Daytime napping is commonly encouraged as a strategy to extend sleep. The survey responses revealed that 95% (N = 19) of players took a nap before night matches, with an intermediate (30–60 minutes) or long duration (≈90 minutes), which may be associated with deleterious side effects (15). However, future longitudinal studies are required to ascertain the potential benefits of long naps for elite soccer players experiencing regular sleep curtailment because of night matches.
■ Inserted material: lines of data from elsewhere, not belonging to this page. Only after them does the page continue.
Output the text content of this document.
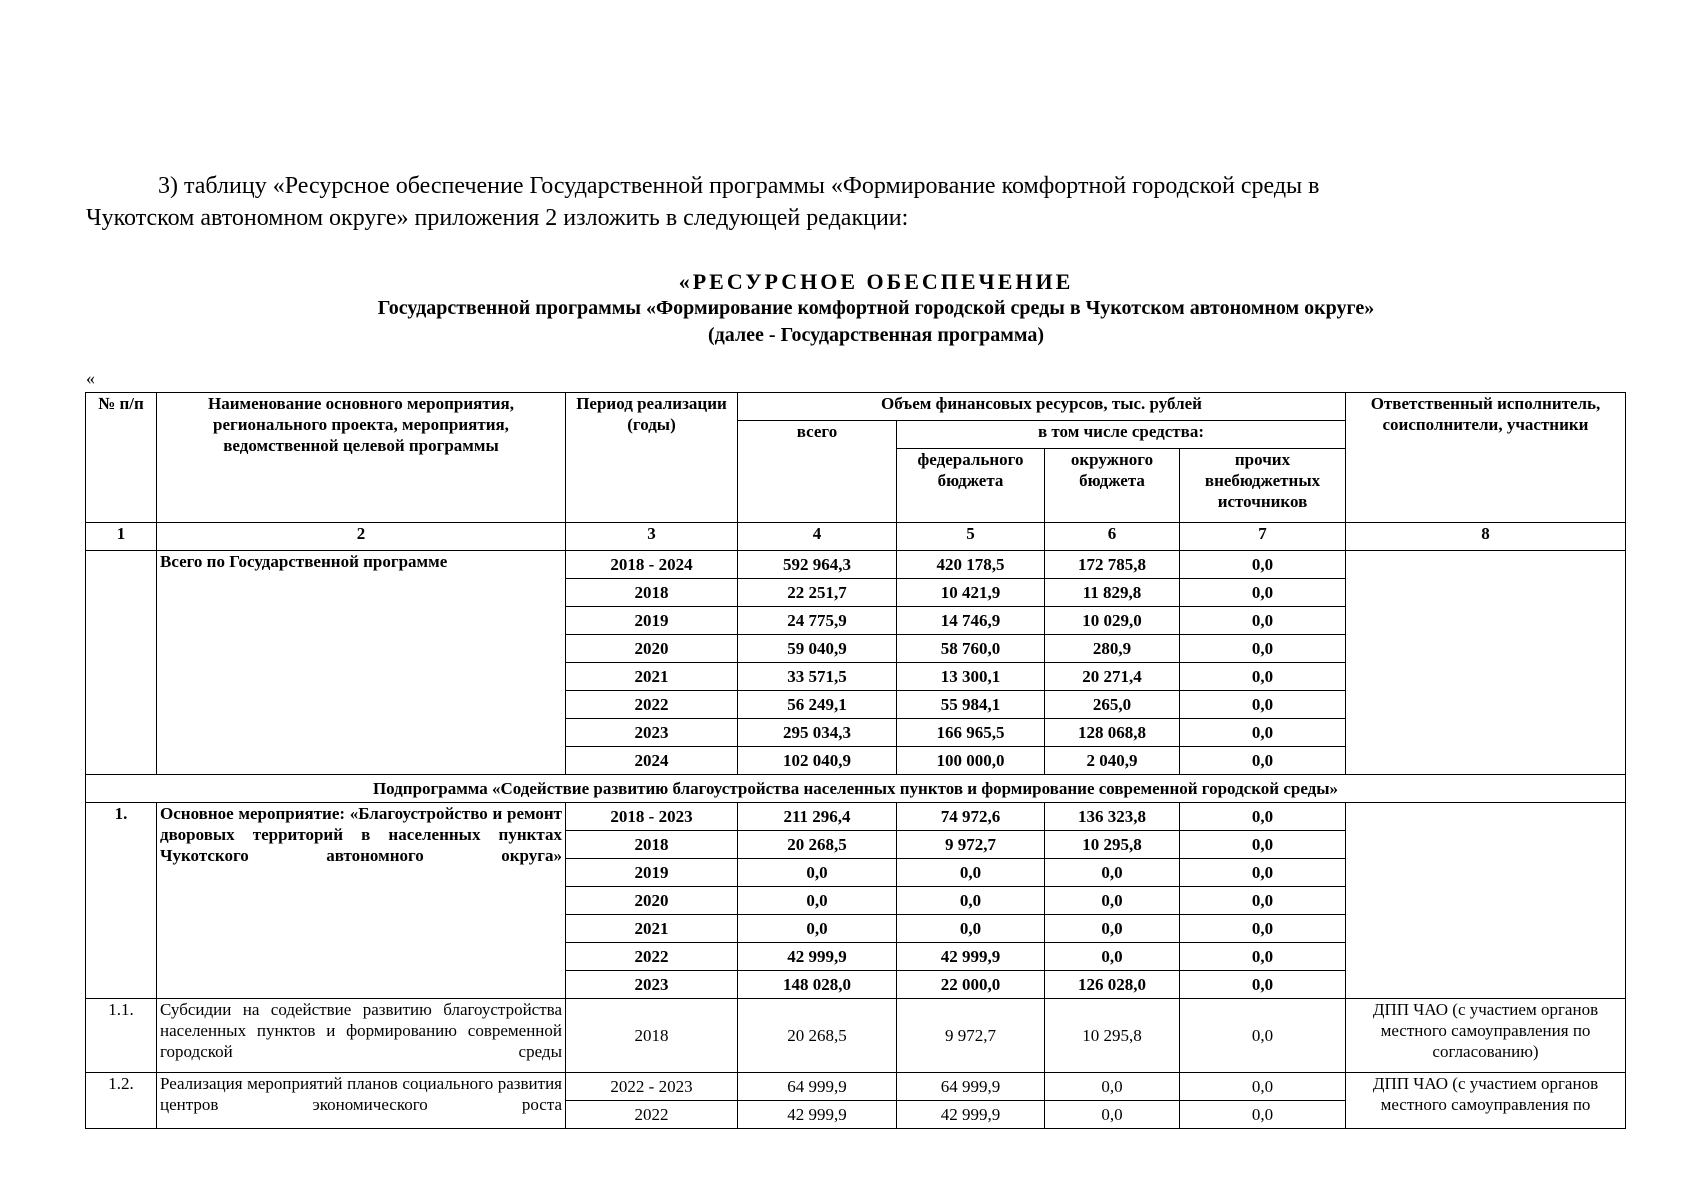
3) таблицу «Ресурсное обеспечение Государственной программы «Формирование комфортной городской среды в
Чукотском автономном округе» приложения 2 изложить в следующей редакции:
«РЕСУРСНОЕ ОБЕСПЕЧЕНИЕ
Государственной программы «Формирование комфортной городской среды в Чукотском автономном округе»
(далее - Государственная программа)
«
№ п/п	Наименование основного мероприятия, регионального проекта, мероприятия, ведомственной целевой программы	Период реализации (годы)	Объем финансовых ресурсов, тыс. рублей				Ответственный исполнитель, соисполнители, участники
			всего	в том числе средства:			
				федерального бюджета	окружного бюджета	прочих внебюджетных источников	
1	2	3	4	5	6	7	8
	Всего по Государственной программе	2018 - 2024	592 964,3	420 178,5	172 785,8	0,0	
		2018	22 251,7	10 421,9	11 829,8	0,0	
		2019	24 775,9	14 746,9	10 029,0	0,0	
		2020	59 040,9	58 760,0	280,9	0,0	
		2021	33 571,5	13 300,1	20 271,4	0,0	
		2022	56 249,1	55 984,1	265,0	0,0	
		2023	295 034,3	166 965,5	128 068,8	0,0	
		2024	102 040,9	100 000,0	2 040,9	0,0	
Подпрограмма «Содействие развитию благоустройства населенных пунктов и формирование современной городской среды»							
1.	Основное мероприятие: «Благоустройство и ремонт дворовых территорий в населенных пунктах Чукотского автономного округа»	2018 - 2023	211 296,4	74 972,6	136 323,8	0,0	
		2018	20 268,5	9 972,7	10 295,8	0,0	
		2019	0,0	0,0	0,0	0,0	
		2020	0,0	0,0	0,0	0,0	
		2021	0,0	0,0	0,0	0,0	
		2022	42 999,9	42 999,9	0,0	0,0	
		2023	148 028,0	22 000,0	126 028,0	0,0	
1.1.	Субсидии на содействие развитию благоустройства населенных пунктов и формированию современной городской среды	2018	20 268,5	9 972,7	10 295,8	0,0	ДПП ЧАО (с участием органов местного самоуправления по согласованию)
1.2.	Реализация мероприятий планов социального развития центров экономического роста	2022 - 2023	64 999,9	64 999,9	0,0	0,0	ДПП ЧАО (с участием органов местного самоуправления по
		2022	42 999,9	42 999,9	0,0	0,0	
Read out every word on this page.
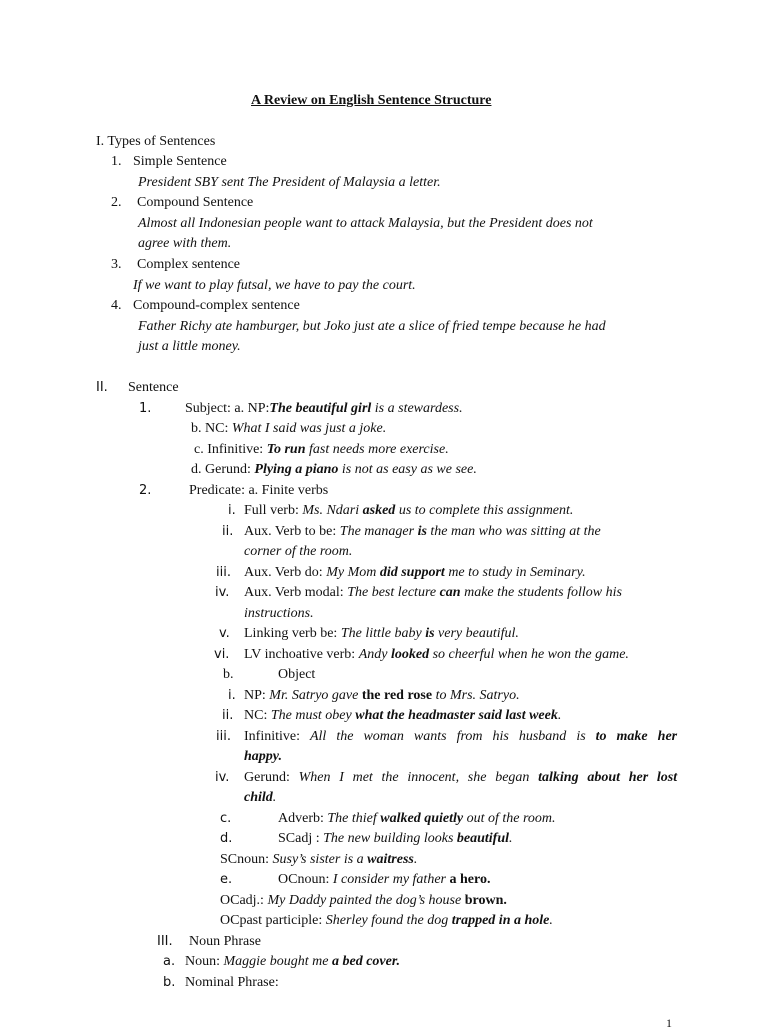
A Review on English Sentence Structure
I. Types of Sentences
1. Simple Sentence
President SBY sent The President of Malaysia a letter.
2. Compound Sentence
Almost all Indonesian people want to attack Malaysia, but the President does not
agree with them.
3. Complex sentence
If we want to play futsal, we have to pay the court.
4. Compound-complex sentence
Father Richy ate hamburger, but Joko just ate a slice of fried tempe because he had
just a little money.
II. Sentence
1. Subject: a. NP:The beautiful girl is a stewardess.
b. NC: What I said was just a joke.
c. Infinitive: To run fast needs more exercise.
d. Gerund: Plying a piano is not as easy as we see.
2.	Predicate: a. Finite verbs
i. Full verb: Ms. Ndari asked us to complete this assignment.
ii. Aux. Verb to be: The manager is the man who was sitting at the
corner of the room.
iii. Aux. Verb do: My Mom did support me to study in Seminary.
iv. Aux. Verb modal: The best lecture can make the students follow his
instructions.
v. Linking verb be: The little baby is very beautiful.
vi. LV inchoative verb: Andy looked so cheerful when he won the game.
b.	Object
i. NP: Mr. Satryo gave the red rose to Mrs. Satryo.
ii. NC: The must obey what the headmaster said last week.
iii. Infinitive: All the woman wants from his husband is to make her
happy.
iv. Gerund: When I met the innocent, she began talking about her lost
child.
c.	Adverb: The thief walked quietly out of the room.
d.	SCadj : The new building looks beautiful.
SCnoun: Susy’s sister is a waitress.
e.	OCnoun: I consider my father a hero.
OCadj.: My Daddy painted the dog’s house brown.
OCpast participle: Sherley found the dog trapped in a hole.
III. Noun Phrase
a. Noun: Maggie bought me a bed cover.
b. Nominal Phrase:
1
In this study, only 7 players (of 12) were followed after night matches and training days throughout the study period because of tactical reasons. In addition, the number of night(s) monitored after night matches was not consistent across players. As a result, some players contributed more nights to the analyses than others, which is a limitation of this study, especially given the high interindividual variability in sleep measures. This limitation is tempered by the use of elite soccer players in ecologically valid conditions. In addition, the naps taken during the afternoon before night matches and during the day after night matches were not recorded using actigraphy.
Collectively, these data suggest that usual player sleep patterns during training days are disturbed by the specific circumstances of night matches. Sleep curtailment encountered by players after night matches may lead to a cycle of poor sleep, resulting in extended sleep periods (i.e., sleeping late in the morning and long nap) on off days (4) in an attempt to “catch up,” which may then promote more nonrestorative sleep occurring in subsequent nights.
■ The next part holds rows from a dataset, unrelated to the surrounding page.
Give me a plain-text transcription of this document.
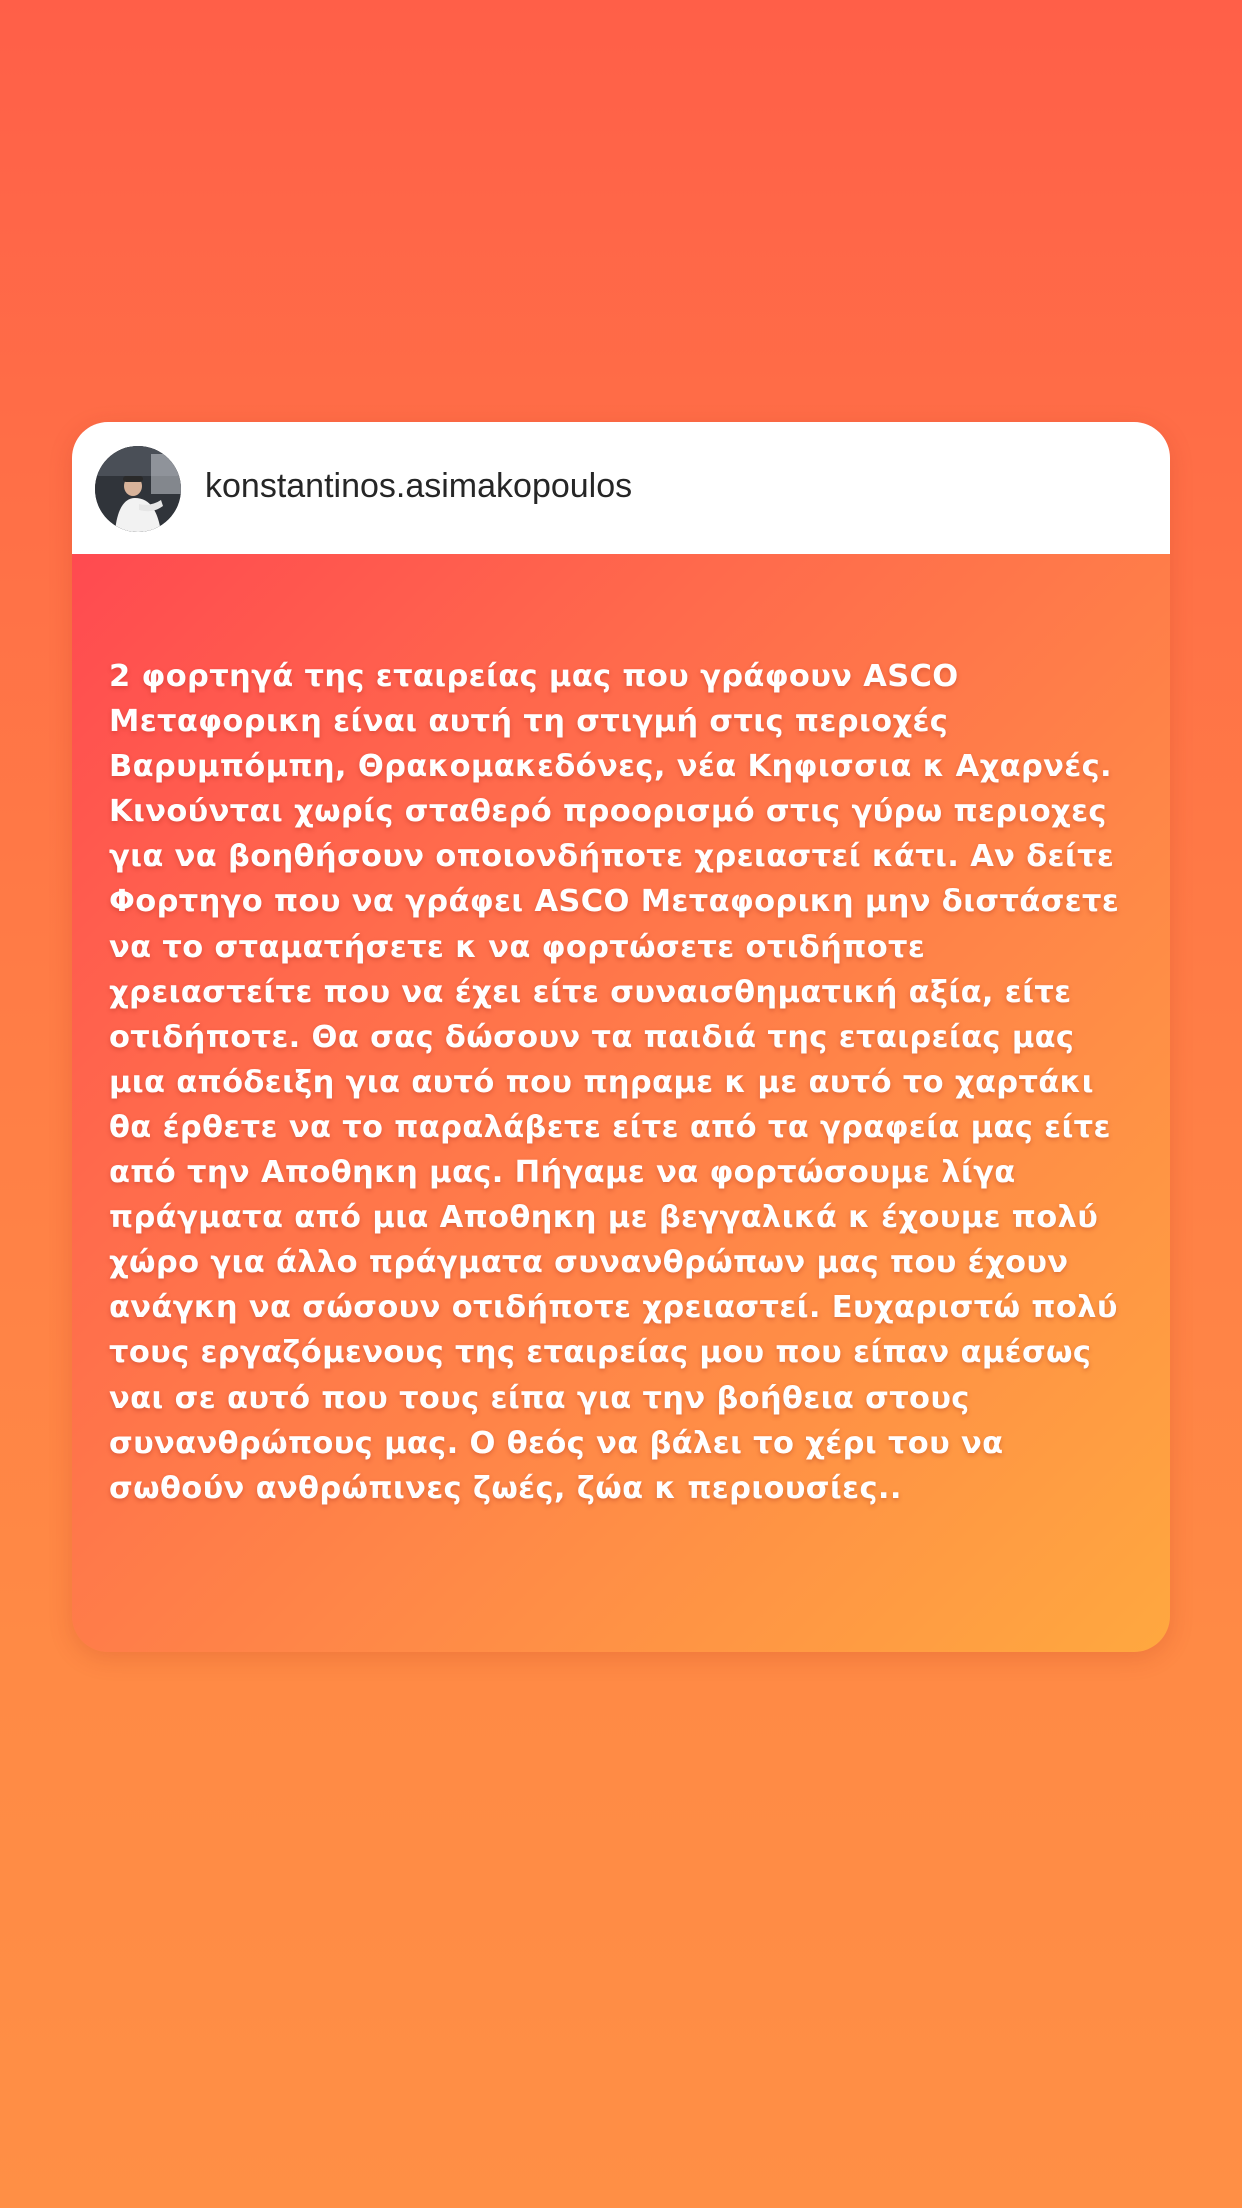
konstantinos.asimakopoulos

2 φορτηγά της εταιρείας μας που γράφουν ASCO
Μεταφορικη είναι αυτή τη στιγμή στις περιοχές
Βαρυμπόμπη, Θρακομακεδόνες, νέα Κηφισσια κ Αχαρνές.
Κινούνται χωρίς σταθερό προορισμό στις γύρω περιοχες
για να βοηθήσουν οποιονδήποτε χρειαστεί κάτι. Αν δείτε
Φορτηγο που να γράφει ASCO Μεταφορικη μην διστάσετε
να το σταματήσετε κ να φορτώσετε οτιδήποτε
χρειαστείτε που να έχει είτε συναισθηματική αξία, είτε
οτιδήποτε. Θα σας δώσουν τα παιδιά της εταιρείας μας
μια απόδειξη για αυτό που πηραμε κ με αυτό το χαρτάκι
θα έρθετε να το παραλάβετε είτε από τα γραφεία μας είτε
από την Αποθηκη μας. Πήγαμε να φορτώσουμε λίγα
πράγματα από μια Αποθηκη με βεγγαλικά κ έχουμε πολύ
χώρο για άλλο πράγματα συνανθρώπων μας που έχουν
ανάγκη να σώσουν οτιδήποτε χρειαστεί. Ευχαριστώ πολύ
τους εργαζόμενους της εταιρείας μου που είπαν αμέσως
ναι σε αυτό που τους είπα για την βοήθεια στους
συνανθρώπους μας. Ο θεός να βάλει το χέρι του να
σωθούν ανθρώπινες ζωές, ζώα κ περιουσίες..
Time in bed and TST are lower after night matches (kick off after 18:00 hours) than after training days among elite soccer players. Consequently, during heavy schedules, a very late bedtime and early wake-up time can lead to repetitive sleep curtailment, which may finally lead to chronic sleep debt. These considerations should be factored into training schedules. Furthermore, elite soccer players may not necessarily have or use appropriate methods for better managing their sleep after night matches. Education on recommended sleep hygiene practices should be offered.
The authors have no conflicts of interest that are directly relevant to the content of this article. No financial support was provided for this study. Results of this study do not constitute endorsement of the product by the authors or the National Strength and Conditioning Association.